Le film dure deux heures vingt-cinq minutes...
Jacques Maillot : De manière un peu légère, ou paradoxale, on ne s'est pas posé la question. Avec mon coscénariste, Eric Véniard, on s'est intéressé d'abord aux personnages et aux histoires qu'on avait envie de raconter. On s'est fait confiance. En pensant que si on arrivait à les rendre attachants, le public suivrait.
C'est un film utopique ?
Dans le parcours de certains personnages, oui. Il est difficile d'évoluer dans la vie réelle, mais le film veut montrer que c'est quand même toujours possible. Il amène un certain espoir. C'est avant tout, je crois, un film démocratique, qui ne cherche pas à observer ses personnages comme des insectes mais veut se mettre à leur niveau pour ressentir, avec eux, leurs joies et leurs difficultés.
Choisir de raconter les histoires simultanées de plusieurs personnages, n'est-ce pas en perdre certains en route ?
J'ai toujours l'impression que quand on suit un seul personnage, pas à pas, on manque de recul. Il y a des exceptions. Mais quand j'écris, j'ai le sentiment que les problématiques s'éclairent les unes les autres. Comme les personnages nouveaux jettent un nouvel éclairage sur ceux que l'on connaît déjà.
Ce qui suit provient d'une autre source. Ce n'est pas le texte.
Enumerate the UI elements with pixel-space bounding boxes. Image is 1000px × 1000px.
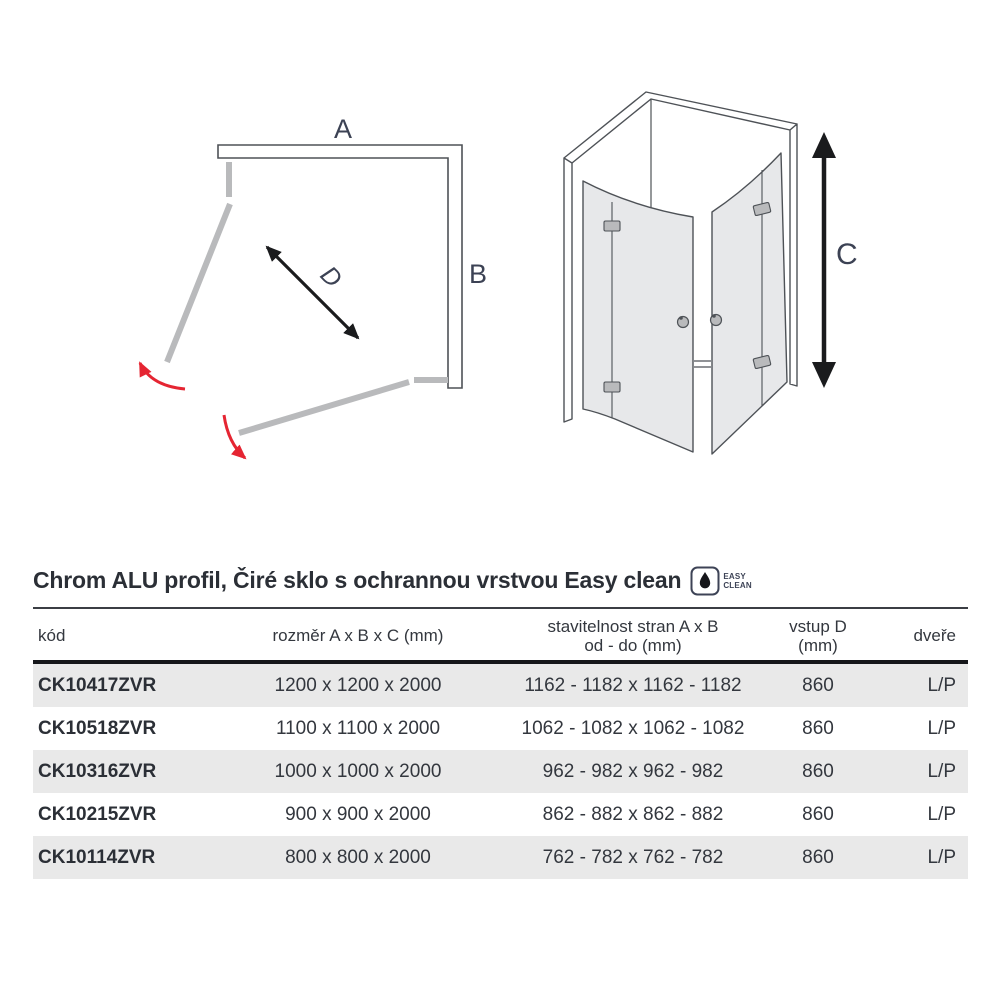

Je ne crois pas qu'ils « servent la soupe ». Chacun enrichit l'autre de sa différence. C'est pourquoi il y a dans Nos vies heureuses pas moins de six histoires. Avec un problème commun d'identité. Pour l'un, c'est une question d'identité sociale ; pour l'autre, sexuelle ou encore religieuse ou artistique. Et pour chacun des personnages, nous nous sommes dit : « Ne nous censurons pas. Essayons d'aller jusqu'au bout de leur histoire. »
On peut trouver le partage des problèmes trop arbitraire...
Certains ont même trouvé que cela ressemblait à un catalogue. Moi, j'ai toujours pensé avoir fait un film très intime. Tout simplement parce qu'il parle de moi et de mes amis. C'est assez autobiographique. Peut-être sommes-nous des gens très banals. En tous cas, il n'y avait pas le désir de faire le portrait d'une génération, et encore moins l'envie d'être exhaustif. Il ne s'agissait pas de surfer sur une actualité, mais de témoigner de choses profondes.
Evoquer plusieurs problèmes graves en même temps, n'est-ce pas prendre le risque de trop les simplifier pour pouvoir les aborder tous ?
Une fiction simplifie toujours. Mais si avoir autant de personnages principaux appauvrit peut-être le traitement de leur cas particulier, cela rend mieux compte de la complexité du thème général, qui est la recherche d'une identité. Tous les personnages sont des déracinés... Chacun a un héritage, mais il ne sait qu'en faire. Chacun a dû quitter physiquement ou symboliquement l'endroit d'où il venait. Il leur faut maintenant inventer quelque chose de nouveau. C'est ce qui les relie : ils sont perdus et cherchent à se recentrer.
Le film a représenté officiellement la France au festival de Cannes...
C'était une joie et c'était difficile, aussi, parce que la critique a été dure en nous reprochant des caractères sommaires, des clichés. Mais je me demande si ce n'est pas justement le contraire qui a agacé. Parce que montrer un jeune catho qui a la foi et qui part en pèlerinage, je ne vois pas où est la convention. On ne peut pas dire qu'il y en ait beaucoup dans les fictions françaises. On peut aimer ou pas ce personnage, la façon dont il intervient, mais ce n'est pas un cliché. Tout comme le héros sans papiers : dans quels autres films en voit-on ? D'autres critiques portent sur la représentation des évènements.
Par exemples, la scène où les amis d'Ali viennent manifester devant le commissariat : pas crédibles, selon certains militants. Or, cette manifestation, on y était, elle s'est passée comme ça. Elle est vraie. Il n'y avait pas beaucoup de flics et pas beaucoup de manifestants. Ce n'est peut-être pas très spectaculaire, pas très glorieux, mais ça arrive.
C'est un film généreux, qui semble avoir été fait "à l'arraché"...
On n'a pas obtenu le budget nécessaire. Personne ne voulait d'un tel film. Mais on a décidé de tourner quand même ! On l'a fait avec moitié moins d'argent et moitié moins de temps que prévu. Pour y arriver, ona mis la caméra sur l'épaule et on a filmé. Donc rien à installer, pas de pied de caméra, pas de rails, pas de lumières. S'il existe, c'est grâce aux techniciens et aux comédiens. Grâce à leur énergie collective.